Maria: Você é testemunha e agente da transformação do lugar da mulher no mundo. O que destacaria em termos de conquistas femininas e retrocessos da sua juventude para cá?
Heloisa: Esta resposta me traz uma observação triste. Se as demandas feministas hoje são direito à isonomia salarial e ao corpo, ou seja, ao aborto, saúde, segurança diante da ascensão aos vários graus e nuances da violência doméstica e ao feminicídio, podemos conferir como essas demandas continuam as mesmas desde as sufragistas, passando pelo feminismo revolucionário dos anos 1960. Pouco se andou nesse sentido. Mas muito se andou em outras direções. A mulheres conquistaram espaços significativos no mercado, no Estado e mesmo na proposição de novas configurações familiar. Mas o mais importante tem sido essa emergência de uma nova consciência do feminismo, que o empoderamento individual neo liberal impressiona, mas não é suficiente. A consciência de que a solidariedade, o sentido do comum e a estrutura coletiva é que pode alimentar novos futuros, sonhos e projetos para as mulheres.
Maria: Queria te fazer uma provocação e, para isso, preciso fazer uma rápida digressão. Como uma das grandes feministas do país e estudiosas do tema, não acha que o feminismo no Brasil anda um tanto atrasado? Ainda estamos muito mais focadas em reclamar, sempre partindo do pensamento sobre como os homens agem, do que em soluções para transformar o mundo velho. Mulheres pelo mundo parecem mais à frente, no sentido de propor coisas concretas. Não precisamos pensar mais em que mundo nós, mulheres, queremos e quais propostas temos para transformar o que é preciso em vez de ficar apontando o que o homem faz ou deixa de fazer conosco?
Heloisa: Concordo plenamente. Mas abro também o olho para os contextos em que estamos agindo. A chegada da direita radical balançou bastante os caminhos das lutas das mulheres. As novas propostas estão sim sendo feitas, especialmente no espaço livre da web e no Estado onde a maioria de nossas representantes estão mandando brasa. Mas estão conseguindo emplacar suas plataforma? Está ficando difícil, amiga… Nesse quadro Trump/Bolsonaro…

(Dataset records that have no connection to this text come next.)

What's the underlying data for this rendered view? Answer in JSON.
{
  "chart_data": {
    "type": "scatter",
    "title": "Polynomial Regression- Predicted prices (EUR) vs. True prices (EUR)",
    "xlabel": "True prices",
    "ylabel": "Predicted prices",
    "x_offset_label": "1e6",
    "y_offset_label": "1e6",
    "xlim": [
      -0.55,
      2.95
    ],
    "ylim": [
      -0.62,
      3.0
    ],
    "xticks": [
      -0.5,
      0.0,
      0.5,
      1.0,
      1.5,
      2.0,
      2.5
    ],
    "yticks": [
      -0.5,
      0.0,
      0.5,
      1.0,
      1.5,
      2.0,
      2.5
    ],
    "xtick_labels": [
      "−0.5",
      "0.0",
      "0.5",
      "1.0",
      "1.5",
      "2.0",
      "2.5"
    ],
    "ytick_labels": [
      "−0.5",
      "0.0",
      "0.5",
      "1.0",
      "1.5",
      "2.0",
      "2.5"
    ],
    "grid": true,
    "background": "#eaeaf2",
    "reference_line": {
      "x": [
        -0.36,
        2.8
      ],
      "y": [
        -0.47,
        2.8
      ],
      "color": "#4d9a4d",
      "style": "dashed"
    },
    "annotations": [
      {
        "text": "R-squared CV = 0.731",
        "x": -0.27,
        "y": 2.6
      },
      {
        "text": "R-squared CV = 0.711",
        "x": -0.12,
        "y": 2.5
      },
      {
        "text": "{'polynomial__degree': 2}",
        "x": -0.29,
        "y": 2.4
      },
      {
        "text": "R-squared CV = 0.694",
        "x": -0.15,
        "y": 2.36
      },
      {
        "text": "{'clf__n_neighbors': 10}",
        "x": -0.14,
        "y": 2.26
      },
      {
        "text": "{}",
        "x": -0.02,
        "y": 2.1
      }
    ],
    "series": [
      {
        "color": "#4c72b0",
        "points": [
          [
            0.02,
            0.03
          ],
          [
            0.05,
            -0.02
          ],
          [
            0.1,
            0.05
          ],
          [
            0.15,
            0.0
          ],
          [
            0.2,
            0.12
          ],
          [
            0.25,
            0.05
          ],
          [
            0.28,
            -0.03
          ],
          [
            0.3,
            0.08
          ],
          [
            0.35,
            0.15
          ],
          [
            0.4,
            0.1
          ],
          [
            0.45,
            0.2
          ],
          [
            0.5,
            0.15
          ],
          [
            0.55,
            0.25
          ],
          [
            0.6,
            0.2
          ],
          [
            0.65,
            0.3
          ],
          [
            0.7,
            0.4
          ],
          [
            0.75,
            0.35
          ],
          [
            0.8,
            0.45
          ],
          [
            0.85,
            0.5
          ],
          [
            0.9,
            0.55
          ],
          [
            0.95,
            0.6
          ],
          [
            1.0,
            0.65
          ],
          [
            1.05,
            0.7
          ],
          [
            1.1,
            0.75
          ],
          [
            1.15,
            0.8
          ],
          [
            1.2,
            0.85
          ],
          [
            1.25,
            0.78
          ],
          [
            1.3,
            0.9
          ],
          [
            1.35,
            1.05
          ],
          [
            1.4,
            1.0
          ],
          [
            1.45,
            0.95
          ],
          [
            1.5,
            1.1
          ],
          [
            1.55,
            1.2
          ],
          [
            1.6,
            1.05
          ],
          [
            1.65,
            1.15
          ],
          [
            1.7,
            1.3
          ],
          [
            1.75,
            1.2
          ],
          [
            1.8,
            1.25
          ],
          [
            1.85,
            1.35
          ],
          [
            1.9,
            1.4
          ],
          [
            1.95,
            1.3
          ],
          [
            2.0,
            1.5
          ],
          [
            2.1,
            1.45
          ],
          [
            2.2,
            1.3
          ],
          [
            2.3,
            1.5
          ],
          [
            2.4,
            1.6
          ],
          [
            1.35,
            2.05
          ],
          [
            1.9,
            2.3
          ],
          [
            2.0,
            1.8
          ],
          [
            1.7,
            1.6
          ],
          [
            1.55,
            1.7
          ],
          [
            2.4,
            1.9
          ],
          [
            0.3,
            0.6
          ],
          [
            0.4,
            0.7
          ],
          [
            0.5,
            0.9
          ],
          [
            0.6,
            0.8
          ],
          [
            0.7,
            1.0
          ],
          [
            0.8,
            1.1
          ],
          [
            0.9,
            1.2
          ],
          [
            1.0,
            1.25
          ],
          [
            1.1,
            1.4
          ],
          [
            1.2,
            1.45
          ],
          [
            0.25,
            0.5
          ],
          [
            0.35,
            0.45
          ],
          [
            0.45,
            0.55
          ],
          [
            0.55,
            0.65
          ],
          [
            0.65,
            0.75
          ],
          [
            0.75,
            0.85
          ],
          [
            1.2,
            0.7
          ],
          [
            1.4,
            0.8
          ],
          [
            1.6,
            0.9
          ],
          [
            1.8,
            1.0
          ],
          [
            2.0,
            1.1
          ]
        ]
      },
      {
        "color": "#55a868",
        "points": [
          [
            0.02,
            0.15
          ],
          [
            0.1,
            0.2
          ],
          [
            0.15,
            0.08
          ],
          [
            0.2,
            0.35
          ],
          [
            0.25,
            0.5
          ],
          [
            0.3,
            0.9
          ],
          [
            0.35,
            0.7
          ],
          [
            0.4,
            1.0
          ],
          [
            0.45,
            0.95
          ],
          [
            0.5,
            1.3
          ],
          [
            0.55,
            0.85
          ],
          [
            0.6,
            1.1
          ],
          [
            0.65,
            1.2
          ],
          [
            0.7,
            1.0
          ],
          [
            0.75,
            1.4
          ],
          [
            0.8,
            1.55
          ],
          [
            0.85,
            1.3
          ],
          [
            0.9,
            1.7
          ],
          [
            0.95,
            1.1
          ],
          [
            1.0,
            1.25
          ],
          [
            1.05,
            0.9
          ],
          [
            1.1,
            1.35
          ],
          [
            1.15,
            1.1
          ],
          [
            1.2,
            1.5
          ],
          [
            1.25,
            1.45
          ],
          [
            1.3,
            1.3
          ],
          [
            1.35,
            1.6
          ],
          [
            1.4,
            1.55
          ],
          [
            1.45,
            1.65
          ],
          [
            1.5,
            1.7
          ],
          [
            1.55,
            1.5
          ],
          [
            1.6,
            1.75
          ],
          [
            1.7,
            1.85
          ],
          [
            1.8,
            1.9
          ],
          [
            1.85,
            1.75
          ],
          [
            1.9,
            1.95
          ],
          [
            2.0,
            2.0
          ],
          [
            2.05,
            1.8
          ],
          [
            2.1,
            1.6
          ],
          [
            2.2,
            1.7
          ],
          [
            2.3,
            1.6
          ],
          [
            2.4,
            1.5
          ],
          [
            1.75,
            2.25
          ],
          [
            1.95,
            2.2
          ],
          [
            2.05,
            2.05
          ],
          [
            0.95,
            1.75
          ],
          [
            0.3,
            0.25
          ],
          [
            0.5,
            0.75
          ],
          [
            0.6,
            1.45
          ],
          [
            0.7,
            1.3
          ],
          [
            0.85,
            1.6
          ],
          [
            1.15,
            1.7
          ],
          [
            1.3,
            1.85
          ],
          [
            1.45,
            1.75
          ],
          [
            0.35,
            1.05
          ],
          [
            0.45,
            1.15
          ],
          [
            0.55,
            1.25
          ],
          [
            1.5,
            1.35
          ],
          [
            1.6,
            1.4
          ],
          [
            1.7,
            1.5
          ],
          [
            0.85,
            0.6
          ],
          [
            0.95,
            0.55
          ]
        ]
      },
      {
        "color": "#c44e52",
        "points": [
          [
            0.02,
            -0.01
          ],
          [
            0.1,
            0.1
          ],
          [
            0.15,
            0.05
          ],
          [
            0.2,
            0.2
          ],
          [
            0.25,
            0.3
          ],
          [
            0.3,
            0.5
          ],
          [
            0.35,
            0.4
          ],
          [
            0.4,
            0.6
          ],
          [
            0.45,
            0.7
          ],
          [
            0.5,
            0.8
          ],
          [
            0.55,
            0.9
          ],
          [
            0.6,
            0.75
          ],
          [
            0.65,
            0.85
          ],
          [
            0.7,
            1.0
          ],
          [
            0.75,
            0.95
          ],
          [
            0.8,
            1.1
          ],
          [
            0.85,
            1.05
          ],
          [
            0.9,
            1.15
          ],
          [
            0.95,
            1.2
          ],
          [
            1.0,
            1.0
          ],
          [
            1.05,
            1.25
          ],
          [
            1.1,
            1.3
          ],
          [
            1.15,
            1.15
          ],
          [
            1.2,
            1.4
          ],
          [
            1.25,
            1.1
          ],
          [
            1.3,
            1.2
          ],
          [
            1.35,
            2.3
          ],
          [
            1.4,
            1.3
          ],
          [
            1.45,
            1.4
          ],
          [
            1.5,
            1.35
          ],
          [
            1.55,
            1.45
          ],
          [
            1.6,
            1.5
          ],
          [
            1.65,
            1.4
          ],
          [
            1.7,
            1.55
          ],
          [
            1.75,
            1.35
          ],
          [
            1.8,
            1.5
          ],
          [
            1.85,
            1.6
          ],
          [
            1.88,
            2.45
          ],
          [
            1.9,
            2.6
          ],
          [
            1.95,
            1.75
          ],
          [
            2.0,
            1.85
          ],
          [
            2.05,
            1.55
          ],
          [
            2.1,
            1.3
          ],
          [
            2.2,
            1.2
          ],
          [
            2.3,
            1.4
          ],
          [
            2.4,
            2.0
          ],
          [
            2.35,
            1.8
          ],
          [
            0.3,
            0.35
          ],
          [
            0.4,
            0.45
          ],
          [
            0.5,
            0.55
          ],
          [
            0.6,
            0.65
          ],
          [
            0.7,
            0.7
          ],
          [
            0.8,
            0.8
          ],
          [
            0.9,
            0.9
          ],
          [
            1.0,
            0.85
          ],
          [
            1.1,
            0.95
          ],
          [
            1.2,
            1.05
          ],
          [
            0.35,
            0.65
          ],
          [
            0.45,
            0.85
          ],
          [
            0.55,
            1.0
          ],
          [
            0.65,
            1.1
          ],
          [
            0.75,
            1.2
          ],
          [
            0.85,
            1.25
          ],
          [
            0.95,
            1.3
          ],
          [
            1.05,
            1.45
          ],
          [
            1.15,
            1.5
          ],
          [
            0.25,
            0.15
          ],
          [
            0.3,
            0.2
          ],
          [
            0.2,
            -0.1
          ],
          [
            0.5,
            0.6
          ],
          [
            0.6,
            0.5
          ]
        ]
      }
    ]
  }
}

Maria: Ter abandonado o sobrenome do seu marido, pelo qual construiu toda a sua trajetória profissional, foi o maior ato feminista da sua vida? O que te levou a realizar essa mudança? Deu esse passo sem dor ou às custas de algum sofrimento?
Heloisa: Essa troca de sobrenome não foi planejada. Ela veio mansa, se auto sugerindo, rondando na minha cabeça. À medida que prosseguia em minha trajetória feminista, o sobrenome do marido ia ficando mais e mais incômodo. Minha mãe, a quem nunca ouvi direito, começou a se concretizar como imagem forte diante de mim. Descobri minha mãe tardiamente, ouvindo mulheres, mulheres negras, mulheres periféricas que sempre tiram sua força das imagens femininas que as precederam. Foi um aprendizado forte. Quando vi, meu sobrenome era Teixeira, o sobrenome da minha mãe. Bye, bye, marido, bye bye, papai.
Maria: Só teve filhos homens, e agora tem netas mulheres. O que tem aprendido e o que considera fundamental passar para elas?
Heloisa: São tão diferentes meninas e meninos. Essa cultura que nos formatou é de cimento armado. Fui uma mãe ingênua de três filhos homens. Nunca dei uma boneca para nenhum deles, nunca abri espaço para tarefas domésticas. Foram criados para buscar sua liberdade fosse isso o que fosse. Agora me nascem quatro netas. Fiz uma ligação absolutamente visceral com elas. Sou chata de tanto contar coisas, experiências minhas, casos de mulheres fortes como se, sozinha, eu pudesse forjar uma ancestralidade feminina pra elas. É provável que não funcione como penso, mas tentei.
Maria: Que elementos, no sentido de quebra do patriarcado, identifica nos seus netos?
Heloisa: Esse o maior sucesso nosso, mulheres feministas. Não digo que esta geração dos meus netos homens não tenha ainda traços do patriarcalismo. Mas já são de outra cepa. Vejo o tratamento com as meninas bem mais respeitoso, vejo conversas sem aquele exibicionismo machista, vejo um novo cuidado com o próprio corpo, vejo um afeto sem medo de se expressar. Será que estou vendo certo? Ou isso é puro desejo?
Maria: Como se sente no cotidiano nesses novos tempos em que temos maios visibilidade de denúncias atuais de assédio, abuso, etc?
Heloisa: Me vejo meio tonta. No meu tempo um assédio (de hoje) era o comprimento (de ontem). Se me chamassem gostosa na rua, eu chegava em casa vitoriosa. Não sabia que poderia ser uma agressão. E por aí vai. Pra mim, só havia duas formas de violência contra a mulher: estupro e feminicídio (palavra que também não existia ainda). Então, esse novo vocabulário é muito novo para mim. Tenho 85 anos…. Estou aprendendo rápido porque a realidade está se mostrando cruel e nomeável. Previno minhas netas para que se defendam. Quanto à mim, continua assustador entender que as relações de gênero possam gerar sua outra face, a da violência, e que essa violência se instala devagar, se valendo de culpas e vulnerabilidades.
Maria: O que pensa sobre os altos números de feminicídio no país? Como acha que pode contribuir para erradicar algo que se tornou praticamente uma epidemia?
Heloisa: Acho que educação sexual e de gênero é um setor fundamental para transformar uma cultura claramente perversa. As escolas deveriam prestar atenção especial na educação sexual de seus alunos, alunas e alunes. Outra coisa são espaços de acolhimento e de formação profissional e empreendedora para mulheres em estado de vulnerabilidade. Outra ainda é a execução da lei com rigor e treinamento de juízes que frequentemente distorcem sua interpretação por misoginia e mesmo falta de cultura pós patriarcal.
Maria: Qual é o Brasil do futuro, se a gente pensar num lugar melhor para se viver como mulher?
Heloisa: Um Brasil onde a cultura machista foi rejeitada por homens livres, independentes, não competitivos, que condenam todo e qualquer tipo de violência como linguagem masculina. Onde os gêneros não precisam se debater entre binarismos. Onde a opção sexual seja uma escolha flexível, em movimentos criativos e individuais. Onde o respeito não seja uma virtude de poucos. Seja o novo normal em que a gente desminta John Lennon quando disse: “O sonho acabou”.